Big Tech Plans to Revolutionize New Construction
BY CHRISTINE TORRES
Published June 28, 2018
In a home, people make up the heart; now, forward-thinking companies such as Amazon, Apple, and Google want to make up the brain. Artificial intelligence, virtual reality, and other technology trends are expanding from smart phones to smart homes. Tech giants have set their sights on residential real estate and the construction industry. This uniting of tech brain and construction brawn is expected to help revolutionize a technologically deficient construction industry for safety and efficiency.
“(Tech) companies are advancing a variety of construction methods to build ambitious development projects that re-imagine everything from the wood used in homes to the ways we think about private vs. communal space,” industry researcher CB Insights wrote in its recent report on the future of housing.
Companies are digging deeper, spawning ideas and working to help expand technology in the construction industry to get homes built with tech integrated from the ground up. Just like solar and energy-efficient materials are becoming regular new-home construction features, soon technology will be a built-in amenity. Part of that process is to get the construction industry online and caught up technologically so that it can go forward with futuristic plans.

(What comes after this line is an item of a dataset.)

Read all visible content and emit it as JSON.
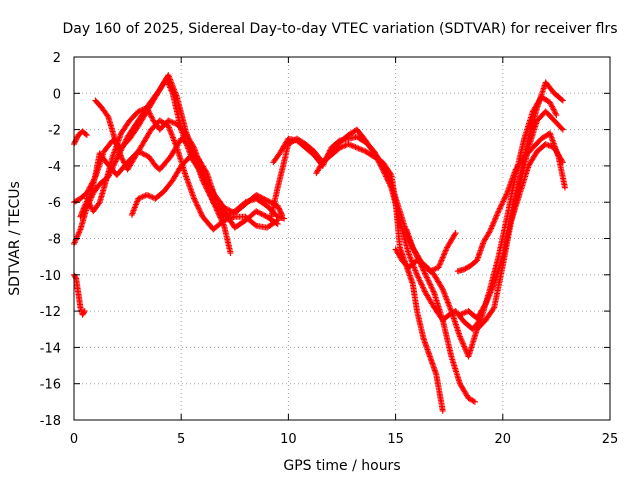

Turner Construction earlier this year, took home a top national safety award from the Associated Builders and Contractors in Memphis, Tennessee. The company says it is working hard to take advantage of opportunities that are available without losing sight of what the future may bring. “A key element of our company vision is to develop and embrace emerging technologies and processes,” the company said in a statement. Turner’s executive vice president, Pat Di Filippo, attributes the company’s successes and ability to meet challenges to the adoption of lean practices. “Lean is not just a process, it is a guide to treating people well on the job,” he said.
Hazard Mitigation Strategies
The United States continues to be a global leader in science and technology. However, new technologies are still wrought with challenges. As infrastructure gains investments and partnerships, standards and codes for safety will also reflect changes made that come with improvements and innovations. The American National Standards Institute (ANSI) and the National Institute of Standards and Technology (NIST) recently held discussions on codes and standards and the organizations’ roles in supporting strong, practicable, and resilient twenty-first century infrastructure solutions.
At the World Standards Day event in June 2018, Ryan Colker of the National Institute of Building Sciences said there are financial benefits of early hazard mitigation. He said investing in mitigation reduces future federal obligations when a natural disaster strikes and that state and local governments should adopt and enforce the latest building codes. ANSI Chairman of the Board Russ Chaney agreed and spoke on the importance of public-private partnerships and up-to-date standards and codes to move improvements and innovations forward.
Carbon fiber materials, cross-laminated timber, and productivity monitoring are just a few ways technology is improving the construction industry in the office and on the jobsite. Enterprises in construction are boosting Environmental Health and Safety programs through information technology and modern safety best practices.
Data is driving change to create more efficient opportunities for training and safety education. A recent Pew Research Center report shows about 77 percent of Americans own a smartphone. With more mobile opportunities, employees can consume key safety training content through easily downloadable information. Jobsite construction workers can gain a better understanding of how modern methods of construction perform. For example, EHS managers can now send an employee a link to gain quick access to jobsite safety tips. Employers can provide instructions on completing new tasks and warn of potential hazards through up-to-date educational materials and informative signs and labels. For even faster results and unique applications, companies have access to portable and innovative industrial labeling machines. Through these tips and more, construction industry professionals can stay on top of safety and technology trends, and reap the rich rewards of technology.